Über die war ich dann auch noch zu einem anderen Tierarzt gekommen, der sich mit Verhaltenstherapie und auch Medikation hätte auskennen sollen. Von einer paradoxen Wirkung des L-Tryptophan hatte er noch nichts gehört gehabt. Aber er glaubte es immerhin und wollte auch an der aktuellen Medikation nichts ändern. Obwohl er das Gabapentin für die Indikation nicht kannte. Sein Trainingstipp war allerdings, dass ich bei Kayla die Leine lang lassen soll und wenn sie ausrastet sie ignorieren soll. Wenn ich die Leine kurz nehme, würde sie merken, dass was passiert. Und wenn ich auf sie einwirke (auch nicht positiv/ablenken) wäre das Aufmerksamkeit. Und diese Aufmerksamkeit würde sie dazu motivieren, weiterhin auszurasten. Wenn sie keine Aufmerksamkeit mehr bekommt, dann würde sie (Zeitraum bis 1 Woche) von selbst merken, dass es nichts bringt sich aufzuregen und aufhören.

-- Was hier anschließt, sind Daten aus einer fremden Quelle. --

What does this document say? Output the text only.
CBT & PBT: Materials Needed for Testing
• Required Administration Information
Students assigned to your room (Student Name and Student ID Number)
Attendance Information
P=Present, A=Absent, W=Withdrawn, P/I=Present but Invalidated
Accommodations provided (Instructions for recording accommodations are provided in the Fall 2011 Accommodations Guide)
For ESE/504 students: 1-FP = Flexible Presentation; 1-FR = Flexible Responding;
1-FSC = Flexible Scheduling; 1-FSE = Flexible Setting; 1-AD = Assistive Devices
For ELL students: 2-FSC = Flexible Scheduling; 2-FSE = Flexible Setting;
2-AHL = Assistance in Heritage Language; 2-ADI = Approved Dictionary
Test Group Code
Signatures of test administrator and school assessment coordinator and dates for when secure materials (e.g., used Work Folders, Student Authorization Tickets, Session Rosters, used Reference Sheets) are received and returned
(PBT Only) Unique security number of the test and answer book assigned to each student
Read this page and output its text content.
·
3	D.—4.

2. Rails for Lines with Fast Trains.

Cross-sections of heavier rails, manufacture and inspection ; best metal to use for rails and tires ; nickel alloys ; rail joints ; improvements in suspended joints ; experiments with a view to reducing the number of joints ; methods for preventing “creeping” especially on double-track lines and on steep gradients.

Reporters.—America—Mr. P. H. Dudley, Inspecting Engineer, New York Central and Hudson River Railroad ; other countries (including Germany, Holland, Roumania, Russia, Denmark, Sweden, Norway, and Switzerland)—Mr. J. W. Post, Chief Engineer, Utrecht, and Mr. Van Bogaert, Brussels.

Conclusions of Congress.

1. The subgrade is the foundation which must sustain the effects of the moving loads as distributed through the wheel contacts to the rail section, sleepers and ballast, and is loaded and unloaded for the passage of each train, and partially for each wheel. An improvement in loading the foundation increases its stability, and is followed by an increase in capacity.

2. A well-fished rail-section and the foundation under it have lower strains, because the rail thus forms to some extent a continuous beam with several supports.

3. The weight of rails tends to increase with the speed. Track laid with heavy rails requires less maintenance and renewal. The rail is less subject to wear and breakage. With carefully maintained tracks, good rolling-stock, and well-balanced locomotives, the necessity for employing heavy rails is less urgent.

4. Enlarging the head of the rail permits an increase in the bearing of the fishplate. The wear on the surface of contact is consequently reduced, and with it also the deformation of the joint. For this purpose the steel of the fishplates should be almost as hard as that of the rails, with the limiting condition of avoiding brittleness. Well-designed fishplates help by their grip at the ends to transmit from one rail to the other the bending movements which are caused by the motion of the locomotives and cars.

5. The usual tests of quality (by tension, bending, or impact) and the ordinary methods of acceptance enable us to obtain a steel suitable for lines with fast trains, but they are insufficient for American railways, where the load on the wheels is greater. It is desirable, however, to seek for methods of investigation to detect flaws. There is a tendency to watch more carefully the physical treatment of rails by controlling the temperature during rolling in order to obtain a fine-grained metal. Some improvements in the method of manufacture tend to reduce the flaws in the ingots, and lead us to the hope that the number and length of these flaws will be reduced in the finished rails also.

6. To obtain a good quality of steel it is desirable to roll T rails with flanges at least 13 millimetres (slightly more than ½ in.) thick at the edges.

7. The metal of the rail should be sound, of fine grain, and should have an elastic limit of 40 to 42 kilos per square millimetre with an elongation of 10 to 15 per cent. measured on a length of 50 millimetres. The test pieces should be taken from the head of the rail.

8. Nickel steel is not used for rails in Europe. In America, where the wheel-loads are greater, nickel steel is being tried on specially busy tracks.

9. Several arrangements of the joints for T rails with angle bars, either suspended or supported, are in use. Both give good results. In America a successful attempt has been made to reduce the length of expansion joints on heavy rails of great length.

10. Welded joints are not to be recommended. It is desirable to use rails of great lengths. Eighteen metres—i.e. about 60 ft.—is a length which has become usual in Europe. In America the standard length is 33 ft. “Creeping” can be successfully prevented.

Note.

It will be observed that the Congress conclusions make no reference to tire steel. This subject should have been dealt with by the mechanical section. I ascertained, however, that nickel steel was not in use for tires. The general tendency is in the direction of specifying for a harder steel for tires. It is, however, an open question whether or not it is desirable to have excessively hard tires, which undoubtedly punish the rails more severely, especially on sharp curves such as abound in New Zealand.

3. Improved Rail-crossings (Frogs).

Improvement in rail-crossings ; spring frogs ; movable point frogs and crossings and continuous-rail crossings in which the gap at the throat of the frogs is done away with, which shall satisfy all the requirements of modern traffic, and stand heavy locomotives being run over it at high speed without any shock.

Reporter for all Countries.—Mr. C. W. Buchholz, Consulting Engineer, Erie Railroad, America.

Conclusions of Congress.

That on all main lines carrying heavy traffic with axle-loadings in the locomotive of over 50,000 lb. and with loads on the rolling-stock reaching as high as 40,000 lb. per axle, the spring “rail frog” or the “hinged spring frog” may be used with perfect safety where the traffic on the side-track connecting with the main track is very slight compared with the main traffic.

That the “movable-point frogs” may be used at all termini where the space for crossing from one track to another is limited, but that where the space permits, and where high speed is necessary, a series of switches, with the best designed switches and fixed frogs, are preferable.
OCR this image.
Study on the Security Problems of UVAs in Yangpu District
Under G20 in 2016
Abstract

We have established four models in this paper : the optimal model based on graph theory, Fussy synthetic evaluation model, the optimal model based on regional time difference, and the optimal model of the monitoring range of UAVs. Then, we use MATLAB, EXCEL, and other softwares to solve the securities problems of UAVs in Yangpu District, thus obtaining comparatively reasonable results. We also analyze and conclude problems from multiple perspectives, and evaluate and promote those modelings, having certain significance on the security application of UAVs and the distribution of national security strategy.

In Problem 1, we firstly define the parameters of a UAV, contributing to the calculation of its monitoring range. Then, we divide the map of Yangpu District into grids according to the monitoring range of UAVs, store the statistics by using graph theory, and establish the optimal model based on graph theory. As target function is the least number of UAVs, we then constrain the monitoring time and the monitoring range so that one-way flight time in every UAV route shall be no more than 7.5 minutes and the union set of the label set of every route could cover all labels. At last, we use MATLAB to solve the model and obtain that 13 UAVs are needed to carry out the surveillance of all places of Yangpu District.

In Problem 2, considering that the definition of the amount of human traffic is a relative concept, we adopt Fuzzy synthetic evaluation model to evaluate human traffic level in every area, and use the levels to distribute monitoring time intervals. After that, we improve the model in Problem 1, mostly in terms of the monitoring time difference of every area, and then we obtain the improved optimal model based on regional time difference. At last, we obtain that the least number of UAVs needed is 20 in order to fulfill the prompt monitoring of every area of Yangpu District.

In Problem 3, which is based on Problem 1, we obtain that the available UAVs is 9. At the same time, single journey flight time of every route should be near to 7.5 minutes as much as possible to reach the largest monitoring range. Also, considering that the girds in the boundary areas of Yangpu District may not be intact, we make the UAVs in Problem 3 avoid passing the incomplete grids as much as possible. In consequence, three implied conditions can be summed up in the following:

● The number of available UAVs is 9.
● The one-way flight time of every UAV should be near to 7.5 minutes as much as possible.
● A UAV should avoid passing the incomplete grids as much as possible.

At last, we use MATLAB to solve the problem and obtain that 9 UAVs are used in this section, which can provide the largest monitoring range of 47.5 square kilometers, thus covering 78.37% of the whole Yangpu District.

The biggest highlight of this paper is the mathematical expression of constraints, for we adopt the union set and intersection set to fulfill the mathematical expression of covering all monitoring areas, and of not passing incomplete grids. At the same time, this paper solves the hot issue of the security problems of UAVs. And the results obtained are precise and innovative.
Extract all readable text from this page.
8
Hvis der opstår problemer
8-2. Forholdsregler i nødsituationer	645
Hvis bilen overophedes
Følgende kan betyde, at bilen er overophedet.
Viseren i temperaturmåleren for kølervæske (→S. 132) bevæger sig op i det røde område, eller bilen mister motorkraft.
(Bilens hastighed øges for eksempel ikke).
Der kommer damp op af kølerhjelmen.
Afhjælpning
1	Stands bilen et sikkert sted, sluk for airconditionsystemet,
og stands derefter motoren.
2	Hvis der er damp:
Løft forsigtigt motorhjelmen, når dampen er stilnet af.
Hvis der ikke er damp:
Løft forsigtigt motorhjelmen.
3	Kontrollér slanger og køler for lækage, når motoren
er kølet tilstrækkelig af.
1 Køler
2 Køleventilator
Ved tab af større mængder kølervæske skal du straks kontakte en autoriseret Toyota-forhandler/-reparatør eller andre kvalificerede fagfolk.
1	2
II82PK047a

Ich habe es umgesetzt und ihr Verhalten hat sich direkt total verschlechtert. Sie wurde wieder sehr wachsam draußen, hat wieder angefangen alles und jeden anzugehen, auch wieder andere Menschen und Autos wo sie zuvor zuverlässig entspannt blieb. Der Stress nahm draußen wieder zu, sie hing wieder stark ziehend an der Leine und war wenig ansprechbar. Ich habe es 3-4 Tage konsequent durchgezogen, aber es wurde immer schlechter. Ich bin selbst weder Trainer, noch Verhaltenstierarzt aber ich sehe, was bei manchen Vorschlägen von Fachleuten bei Kayla für ein Ergebnis vom Verhalten dabei herauskommt.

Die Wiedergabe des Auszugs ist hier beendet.